Die Einhaltung dieser Vorgaben durch eine ordnungsgemäße Gebührenerhebung und Kostenvollstreckung wird durch die zuständige Aufsichtsbehörde im Rahmen der regelmäßig durchgeführten Geschäftsprüfungen kontrolliert.
Die Beratung durch den Notar einschließlich Erstellung der für die Beurkundung notwendigen Texte und Entwürfe ist unabhängig von Aufwand und Schwierigkeit in der Beurkundungsgebühr enthalten. Gesonderte Beratungsgebühren werden lediglich dann erhoben, wenn es nicht zur Beurkundung kommt.

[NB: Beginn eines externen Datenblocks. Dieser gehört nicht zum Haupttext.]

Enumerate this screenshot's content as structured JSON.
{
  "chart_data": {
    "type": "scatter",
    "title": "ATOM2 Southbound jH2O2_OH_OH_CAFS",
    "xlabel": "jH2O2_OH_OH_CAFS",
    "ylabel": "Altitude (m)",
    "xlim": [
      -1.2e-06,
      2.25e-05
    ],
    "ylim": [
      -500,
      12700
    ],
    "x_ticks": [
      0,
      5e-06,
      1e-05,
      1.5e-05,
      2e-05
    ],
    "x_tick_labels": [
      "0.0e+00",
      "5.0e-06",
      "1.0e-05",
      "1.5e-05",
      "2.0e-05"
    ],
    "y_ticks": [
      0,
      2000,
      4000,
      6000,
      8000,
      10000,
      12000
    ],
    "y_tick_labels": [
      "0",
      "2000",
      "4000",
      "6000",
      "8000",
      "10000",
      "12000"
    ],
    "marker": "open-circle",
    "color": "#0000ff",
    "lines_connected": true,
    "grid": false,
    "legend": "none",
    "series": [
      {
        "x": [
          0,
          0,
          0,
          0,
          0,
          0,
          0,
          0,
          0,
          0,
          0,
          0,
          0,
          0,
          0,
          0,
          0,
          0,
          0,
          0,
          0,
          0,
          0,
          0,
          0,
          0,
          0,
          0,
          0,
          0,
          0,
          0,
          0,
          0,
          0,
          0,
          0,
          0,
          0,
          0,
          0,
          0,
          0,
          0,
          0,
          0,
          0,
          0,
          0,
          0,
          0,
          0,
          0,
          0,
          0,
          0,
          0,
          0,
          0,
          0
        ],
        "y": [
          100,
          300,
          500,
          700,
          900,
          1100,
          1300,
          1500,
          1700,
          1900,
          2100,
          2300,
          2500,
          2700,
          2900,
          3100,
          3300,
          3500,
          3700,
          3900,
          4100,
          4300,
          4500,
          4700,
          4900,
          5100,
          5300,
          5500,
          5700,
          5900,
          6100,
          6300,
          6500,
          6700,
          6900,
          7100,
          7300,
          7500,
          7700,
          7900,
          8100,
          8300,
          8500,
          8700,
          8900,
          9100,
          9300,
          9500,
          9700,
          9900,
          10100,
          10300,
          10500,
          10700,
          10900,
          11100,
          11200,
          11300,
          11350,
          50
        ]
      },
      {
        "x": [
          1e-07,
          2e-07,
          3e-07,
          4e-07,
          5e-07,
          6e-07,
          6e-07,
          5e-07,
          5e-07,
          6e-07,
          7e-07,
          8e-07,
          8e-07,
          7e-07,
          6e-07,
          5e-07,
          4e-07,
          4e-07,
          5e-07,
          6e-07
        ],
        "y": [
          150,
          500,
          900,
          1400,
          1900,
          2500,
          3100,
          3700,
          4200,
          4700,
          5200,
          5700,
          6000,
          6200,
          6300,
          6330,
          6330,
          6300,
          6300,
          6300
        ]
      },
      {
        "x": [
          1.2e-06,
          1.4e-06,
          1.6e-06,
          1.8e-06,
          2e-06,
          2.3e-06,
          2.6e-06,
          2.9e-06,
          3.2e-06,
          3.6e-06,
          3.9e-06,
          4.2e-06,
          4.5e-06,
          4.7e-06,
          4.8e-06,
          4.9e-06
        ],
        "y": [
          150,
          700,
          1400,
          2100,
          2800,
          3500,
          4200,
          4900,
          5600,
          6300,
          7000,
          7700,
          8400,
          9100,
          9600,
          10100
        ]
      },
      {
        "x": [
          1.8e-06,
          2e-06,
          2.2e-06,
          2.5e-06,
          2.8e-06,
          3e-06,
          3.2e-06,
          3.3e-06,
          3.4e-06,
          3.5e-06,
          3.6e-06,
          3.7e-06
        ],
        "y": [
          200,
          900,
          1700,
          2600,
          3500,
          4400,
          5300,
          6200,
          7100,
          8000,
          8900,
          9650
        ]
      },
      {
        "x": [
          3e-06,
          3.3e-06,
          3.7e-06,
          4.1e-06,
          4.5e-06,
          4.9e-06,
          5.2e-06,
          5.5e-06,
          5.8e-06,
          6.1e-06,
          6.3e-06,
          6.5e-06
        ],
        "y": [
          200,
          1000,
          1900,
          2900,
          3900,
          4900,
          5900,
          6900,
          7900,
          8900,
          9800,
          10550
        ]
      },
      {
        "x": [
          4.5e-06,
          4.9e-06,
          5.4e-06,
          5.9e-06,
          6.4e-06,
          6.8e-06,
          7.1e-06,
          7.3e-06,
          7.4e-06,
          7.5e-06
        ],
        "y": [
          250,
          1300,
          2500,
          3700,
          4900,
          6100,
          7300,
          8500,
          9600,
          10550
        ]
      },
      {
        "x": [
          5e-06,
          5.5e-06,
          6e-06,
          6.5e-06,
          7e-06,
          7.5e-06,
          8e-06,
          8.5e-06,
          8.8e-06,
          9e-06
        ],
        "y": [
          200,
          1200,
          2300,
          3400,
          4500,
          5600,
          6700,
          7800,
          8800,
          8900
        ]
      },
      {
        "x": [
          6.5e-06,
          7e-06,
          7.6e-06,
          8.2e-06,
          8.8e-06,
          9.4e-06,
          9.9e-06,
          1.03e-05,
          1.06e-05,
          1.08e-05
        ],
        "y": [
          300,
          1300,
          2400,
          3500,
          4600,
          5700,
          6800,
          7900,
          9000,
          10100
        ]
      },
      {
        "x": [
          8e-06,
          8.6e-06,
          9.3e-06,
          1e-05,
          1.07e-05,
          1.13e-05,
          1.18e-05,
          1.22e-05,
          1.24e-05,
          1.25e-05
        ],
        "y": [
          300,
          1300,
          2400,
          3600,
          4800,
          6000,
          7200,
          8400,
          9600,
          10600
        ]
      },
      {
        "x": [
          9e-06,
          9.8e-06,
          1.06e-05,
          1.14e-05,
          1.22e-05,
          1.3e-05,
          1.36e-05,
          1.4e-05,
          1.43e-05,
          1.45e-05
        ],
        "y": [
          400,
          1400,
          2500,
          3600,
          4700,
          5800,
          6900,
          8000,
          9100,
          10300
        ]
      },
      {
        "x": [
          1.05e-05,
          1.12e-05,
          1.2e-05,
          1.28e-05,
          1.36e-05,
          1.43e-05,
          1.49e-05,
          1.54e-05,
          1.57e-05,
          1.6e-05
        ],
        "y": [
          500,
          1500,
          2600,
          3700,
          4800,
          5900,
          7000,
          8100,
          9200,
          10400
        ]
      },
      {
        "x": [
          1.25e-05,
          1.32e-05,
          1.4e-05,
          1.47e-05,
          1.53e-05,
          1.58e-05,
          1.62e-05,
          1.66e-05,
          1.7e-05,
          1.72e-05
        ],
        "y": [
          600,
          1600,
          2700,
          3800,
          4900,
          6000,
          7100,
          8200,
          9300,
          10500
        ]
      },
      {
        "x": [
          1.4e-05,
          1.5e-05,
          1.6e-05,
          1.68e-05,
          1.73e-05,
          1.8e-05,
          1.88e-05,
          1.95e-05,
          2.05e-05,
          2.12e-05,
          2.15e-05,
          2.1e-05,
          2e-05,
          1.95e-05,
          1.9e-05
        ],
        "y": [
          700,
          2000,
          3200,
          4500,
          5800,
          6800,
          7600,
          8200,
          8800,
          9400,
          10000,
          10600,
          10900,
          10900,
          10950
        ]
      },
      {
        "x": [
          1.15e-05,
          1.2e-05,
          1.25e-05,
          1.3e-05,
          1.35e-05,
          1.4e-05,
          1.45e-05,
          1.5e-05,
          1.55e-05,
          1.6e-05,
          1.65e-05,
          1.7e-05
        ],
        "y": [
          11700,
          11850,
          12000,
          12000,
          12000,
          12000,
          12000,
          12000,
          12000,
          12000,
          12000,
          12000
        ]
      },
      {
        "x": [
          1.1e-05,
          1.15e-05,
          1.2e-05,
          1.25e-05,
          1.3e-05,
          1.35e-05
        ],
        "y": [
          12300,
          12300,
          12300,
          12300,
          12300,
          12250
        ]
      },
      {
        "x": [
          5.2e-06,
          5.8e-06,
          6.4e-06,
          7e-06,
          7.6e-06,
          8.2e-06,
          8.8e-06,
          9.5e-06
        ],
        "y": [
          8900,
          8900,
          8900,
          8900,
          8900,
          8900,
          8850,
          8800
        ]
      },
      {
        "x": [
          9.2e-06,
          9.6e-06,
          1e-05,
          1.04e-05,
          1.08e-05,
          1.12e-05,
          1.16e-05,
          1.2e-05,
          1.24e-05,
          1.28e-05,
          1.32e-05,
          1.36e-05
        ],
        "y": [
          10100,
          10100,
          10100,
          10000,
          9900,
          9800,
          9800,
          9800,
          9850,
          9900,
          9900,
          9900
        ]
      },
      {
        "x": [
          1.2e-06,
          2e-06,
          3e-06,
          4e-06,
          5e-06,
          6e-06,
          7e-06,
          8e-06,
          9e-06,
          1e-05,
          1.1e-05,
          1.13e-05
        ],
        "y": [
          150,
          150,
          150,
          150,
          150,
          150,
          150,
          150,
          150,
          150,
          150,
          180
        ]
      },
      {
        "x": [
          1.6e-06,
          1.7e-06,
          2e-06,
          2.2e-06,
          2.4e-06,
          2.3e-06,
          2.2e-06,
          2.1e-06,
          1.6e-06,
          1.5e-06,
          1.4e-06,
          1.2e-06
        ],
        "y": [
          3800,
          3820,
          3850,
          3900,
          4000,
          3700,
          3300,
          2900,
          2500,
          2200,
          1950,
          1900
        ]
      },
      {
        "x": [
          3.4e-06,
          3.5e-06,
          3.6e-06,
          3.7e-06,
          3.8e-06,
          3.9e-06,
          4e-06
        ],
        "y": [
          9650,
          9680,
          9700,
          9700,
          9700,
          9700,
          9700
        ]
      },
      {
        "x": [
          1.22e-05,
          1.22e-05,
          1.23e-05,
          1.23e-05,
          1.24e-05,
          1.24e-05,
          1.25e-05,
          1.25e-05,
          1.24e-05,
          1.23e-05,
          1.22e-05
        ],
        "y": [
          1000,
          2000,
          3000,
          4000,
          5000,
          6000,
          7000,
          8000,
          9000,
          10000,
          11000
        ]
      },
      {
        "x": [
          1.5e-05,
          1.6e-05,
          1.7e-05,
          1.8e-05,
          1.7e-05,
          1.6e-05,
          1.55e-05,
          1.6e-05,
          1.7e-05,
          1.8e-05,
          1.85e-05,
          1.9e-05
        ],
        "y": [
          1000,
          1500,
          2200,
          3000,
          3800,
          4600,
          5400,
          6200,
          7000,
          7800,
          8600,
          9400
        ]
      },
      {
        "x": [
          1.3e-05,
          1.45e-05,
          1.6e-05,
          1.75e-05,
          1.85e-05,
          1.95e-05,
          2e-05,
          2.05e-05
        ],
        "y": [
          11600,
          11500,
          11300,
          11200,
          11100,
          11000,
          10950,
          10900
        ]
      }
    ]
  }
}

Das gesetzliche Gebührensystem ist sozial ausgestaltet. Einerseits bedeutet dies, dass die Gebühren sich nicht nach dem konkreten Aufwand, sondern nach dem sogenannten Geschäftswert (beim Kaufvertrag z. B. der Kaufpreis) richten. Andererseits führt dies dazu, dass einige Amtstätigkeiten ohne kostendeckende Gebühr durchgeführt werden. Durch andere Amtsgeschäfte mit höheren Geschäftswerten wird dies wieder kompensiert.
Insgesamt hat das soziale System zum Ziel, dass Jedermann die Tätigkeit des Notars in Anspruch nehmen kann, unabhängig von seinem Vermögen.
Auf der Internetseite der Bundesnotarkammer finden Sie Berechnungsbeispiele, sowie einen Gebührenrechner. Bitte beachten Sie, dass dort lediglich eine abstrakte Berechnung erfolgen kann. Abweichungen der Kosten aufgrund von Besonderheiten im Einzelfall sind daher möglich.